Recent and upcoming changes

The AML statute is on a continuous-amendment trajectory driven by EU accession. Negotiations on EU membership were opened on 25 June 2024 with a target to close the substantive chapters by early 2028, and AML alignment falls within the chapters on financial services and judicial cooperation in criminal matters. The current legislative priority is full transposition of the 6th AMLD, which introduces an expanded predicate-offence list, more granular corporate-liability provisions, and a harmonised sanctions regime across member states. The full enlargement timeline is tracked in the EU accession status note.

Two related developments are also in train. Moldova's sanctions enforcement framework, implementing UN and EU restrictive measures, has been progressively strengthened, and obliged entities are expected to maintain real-time screening against the consolidated EU sanctions list and the UN sanctions list. Separately, the country joined SEPA on 6 October 2025, which has tightened payment-related KYC at the banks because the SEPA participation framework imports additional payer/payee verification requirements.

For new SRLs the practical upshot is that AML obligations will only grow over the next two to three years, both in scope and in enforcement intensity. The current baseline (UBO declaration at ASP, change notification within 15 days, robust source-of-funds documentation for banking, awareness of the obliged-entity perimeter) is the floor, not the ceiling. Founders planning a regulated-activity entity should build the AML function into the operating model from day one rather than treating it as a post-licensing add-on. The AML advisory page sets out how Incorpore approaches that work for new structures.

A Moldovan SRL set up in 2026 with the intention to operate through 2030 should plan its AML function against the 6th AMLD baseline, not the 4th.

For specific structuring (UBO disclosure, obliged-entity scoping, AML policy drafting), review the company formation overview and arrange a call through the contact form. AML scoping is part of the first advisory conversation for any structure with foreign shareholders or regulated activity.

Frequently asked questions

What is Law 308/2017?

Law 308/2017 is the central Moldovan AML and counter-terrorist-financing statute.
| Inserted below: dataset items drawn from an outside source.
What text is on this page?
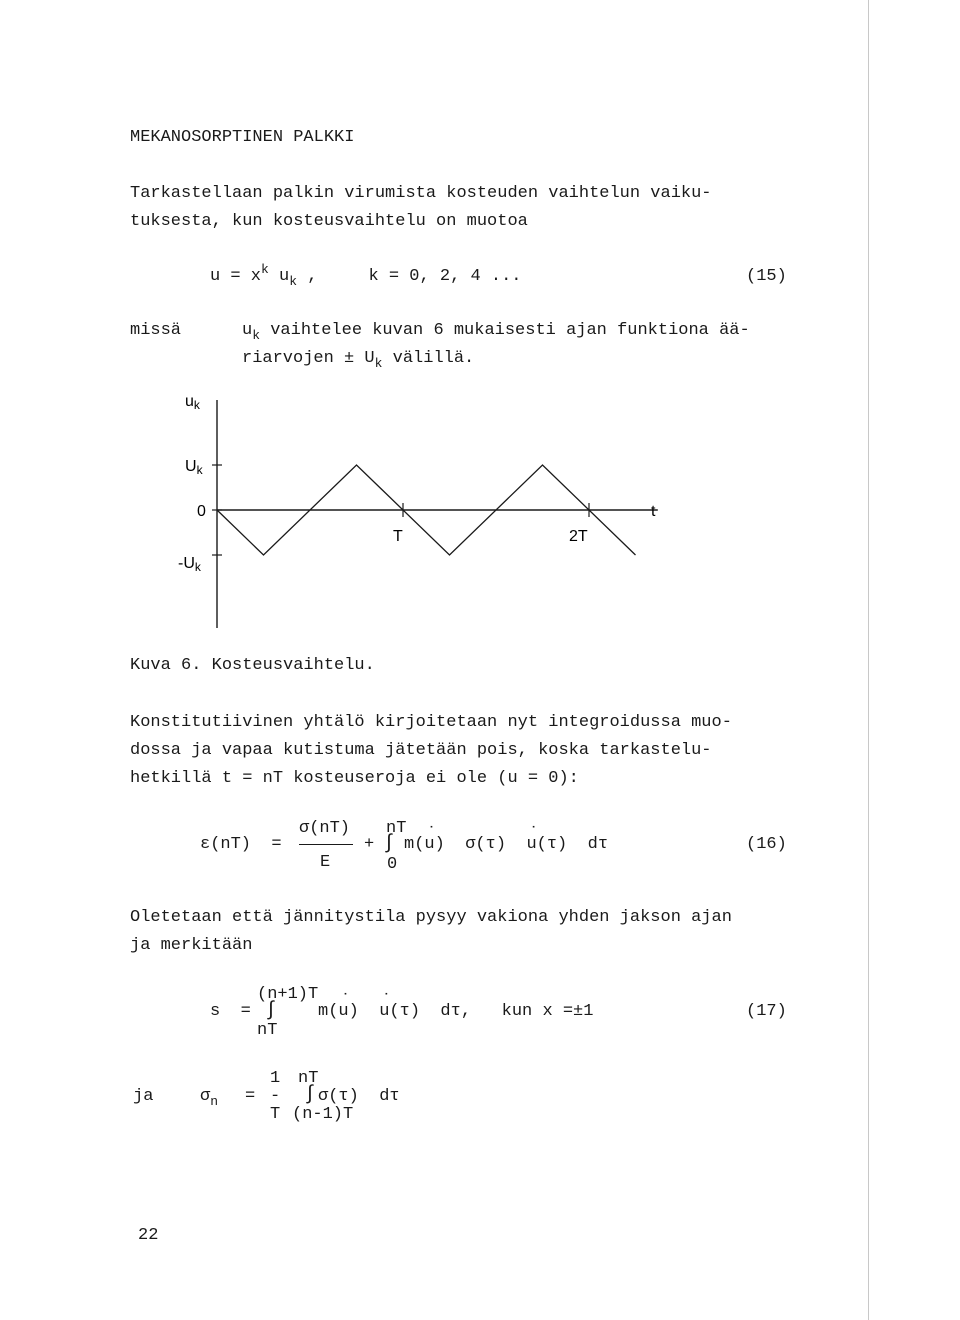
MEKANOSORPTINEN PALKKI
Tarkastellaan palkin virumista kosteuden vaihtelun vaiku-
tuksesta, kun kosteusvaihtelu on muotoa
$u = x^k$ $u_k$ ,     k = 0, 2, 4 ...	(15)
missä	$u_k$ vaihtelee kuvan 6 mukaisesti ajan funktiona ää-
riarvojen ± $U_k$ välillä.
uk
Uk
0
-Uk
T	2T
t
Kuva 6. Kosteusvaihtelu.
Konstitutiivinen yhtälö kirjoitetaan nyt integroidussa muo-
dossa ja vapaa kutistuma jätetään pois, koska tarkastelu-
hetkillä t = nT kosteuseroja ei ole (u = 0):
ε(nT)  =
σ(nT)
E
+
nT
∫
0
m(˙ u)  σ(τ)  ˙ u(τ)  dτ	(16)
Oletetaan että jännitystila pysyy vakiona yhden jakson ajan
ja merkitään
s  =
(n+1)T
∫
nT
m(˙ u)  ˙ u(τ)  dτ,   kun x =±1	(17)
ja	$\sigma_n$ =
1
-
T
nT
∫
(n-1)T
σ(τ)  dτ
22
It aligns with the EU 4th and 5th AMLDs and is being progressively aligned with the 6th AMLD. The supervisor is SPCSB, and the law covers UBO transparency, customer due diligence by obliged entities, record-keeping, and suspicious-transaction reporting.

Who is the AML supervisor in Moldova?

The supervisor is SPCSB, the Service for Preventing and Combating Money Laundering, which sits under the Government of Moldova. SPCSB receives STRs, supervises obliged entities, and coordinates with sectoral supervisors including BNM for credit institutions and CNPF for non-bank financial services.

What is the UBO threshold for a Moldovan SRL?

The threshold is 25% of capital or voting rights, direct or indirect, or otherwise exercising control. UBOs are declared at ASP at formation and changes must be notified within 15 days. Where no individual reaches 25%, the senior managing official is declared as the controlling person.

Is Moldova on the FATF grey list?

No. Moldova is not on the FATF grey list. The country is in MONEYVAL enhanced follow-up, the Council of Europe's mutual evaluation programme, which is a different mechanism with a different threshold. Moldova has also participated in the OECD Common Reporting Standard since 2024.

What records must an obliged entity keep?

Customer due diligence documents, transaction records, and internal AML correspondence must be kept for at least five years from the end of the business relationship or the date of the occasional transaction. SPCSB can extend the period in connection with ongoing investigations.

What is the timeline for filing an STR?

The operational benchmark is submission to SPCSB within 24 hours of the suspicion forming. STRs are filed through SPCSB's secure channels. Reporting in good faith does not expose the entity or its employees to liability, and tipping off the customer about the report is a separate offence.